About the ink, though. The ink can cost as much as the printer if the printer is used a lot, or the cartridges aren’t used enough to keep from drying out. This is no surprise to many folks. My solution was to print from anywhere else because using the ink was expensive and not using the ink meant having to buy new cartridges for just a few pages which is expensive. Thank you Sno-Isle Library System for letting me print stuff when money was the tightest. That’s also why I watch many people show up for work simply to use the printer. When I really needed good prints, I used professional services, anyway. (I shopped local for that, too. Fine Balance Imaging now known as Feather and Fox Print Co.)

Ah, but there are unofficial, supposedly generic, print cartridges that should work. A printer is a mechanical device with some logic built in. Why not go discount when trying to build a business and a career? The reason why not is that the companies making the printers can set things up that the printer may not accept the cartridges that aren’t theirs. So much for supporting small businesses. But, money was tight and risks had to be taken.

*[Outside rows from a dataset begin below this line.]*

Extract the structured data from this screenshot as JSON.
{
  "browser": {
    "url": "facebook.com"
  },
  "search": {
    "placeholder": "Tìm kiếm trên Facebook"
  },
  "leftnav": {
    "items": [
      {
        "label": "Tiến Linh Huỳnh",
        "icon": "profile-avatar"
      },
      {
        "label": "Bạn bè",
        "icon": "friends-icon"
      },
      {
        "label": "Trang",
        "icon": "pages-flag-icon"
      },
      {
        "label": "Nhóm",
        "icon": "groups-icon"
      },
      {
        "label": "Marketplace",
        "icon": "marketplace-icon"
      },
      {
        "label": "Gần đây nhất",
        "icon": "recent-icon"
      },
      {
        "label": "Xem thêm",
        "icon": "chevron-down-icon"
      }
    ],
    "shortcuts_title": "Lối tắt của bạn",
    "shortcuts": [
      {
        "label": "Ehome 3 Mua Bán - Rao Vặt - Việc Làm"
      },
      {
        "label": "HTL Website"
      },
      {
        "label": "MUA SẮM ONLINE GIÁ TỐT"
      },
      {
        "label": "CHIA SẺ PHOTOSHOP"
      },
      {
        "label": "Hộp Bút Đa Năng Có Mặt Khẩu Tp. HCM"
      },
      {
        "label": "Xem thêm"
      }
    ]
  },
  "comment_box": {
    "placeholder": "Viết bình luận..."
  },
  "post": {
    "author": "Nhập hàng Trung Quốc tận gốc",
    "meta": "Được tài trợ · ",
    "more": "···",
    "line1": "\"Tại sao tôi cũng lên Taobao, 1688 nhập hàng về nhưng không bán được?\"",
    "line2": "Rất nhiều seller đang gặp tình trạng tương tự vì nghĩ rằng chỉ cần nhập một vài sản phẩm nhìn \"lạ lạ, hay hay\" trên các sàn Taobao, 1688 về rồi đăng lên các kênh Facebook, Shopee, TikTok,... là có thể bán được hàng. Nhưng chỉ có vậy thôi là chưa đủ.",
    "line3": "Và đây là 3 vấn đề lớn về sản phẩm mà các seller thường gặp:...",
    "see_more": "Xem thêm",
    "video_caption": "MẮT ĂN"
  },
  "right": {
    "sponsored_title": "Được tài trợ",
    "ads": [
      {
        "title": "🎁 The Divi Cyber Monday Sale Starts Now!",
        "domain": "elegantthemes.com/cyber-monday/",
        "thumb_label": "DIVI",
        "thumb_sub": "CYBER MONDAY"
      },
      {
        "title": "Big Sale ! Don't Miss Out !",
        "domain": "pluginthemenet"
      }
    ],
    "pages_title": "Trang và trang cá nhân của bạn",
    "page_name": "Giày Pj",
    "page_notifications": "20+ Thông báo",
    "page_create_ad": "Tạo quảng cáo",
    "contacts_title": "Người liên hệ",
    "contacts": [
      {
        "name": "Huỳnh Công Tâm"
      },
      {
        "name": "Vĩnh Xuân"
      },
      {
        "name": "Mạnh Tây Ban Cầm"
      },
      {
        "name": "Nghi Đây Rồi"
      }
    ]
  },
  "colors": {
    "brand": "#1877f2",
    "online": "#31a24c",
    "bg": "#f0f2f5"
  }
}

Something went wrong. First one printer, then the other failed. Help desks, forums, documentation, nothing brought them back. I won’t relay the details because there are too many, and why would I want to relive those anxieties?

A new set of full-price, official, company-approved, printer-documentation recommended cartridges bought and installed. No good. Even the new cartridges weren’t enough to appease the offended printers. Two printers out of commission while the pandemic arrives and emphasizes my need to print.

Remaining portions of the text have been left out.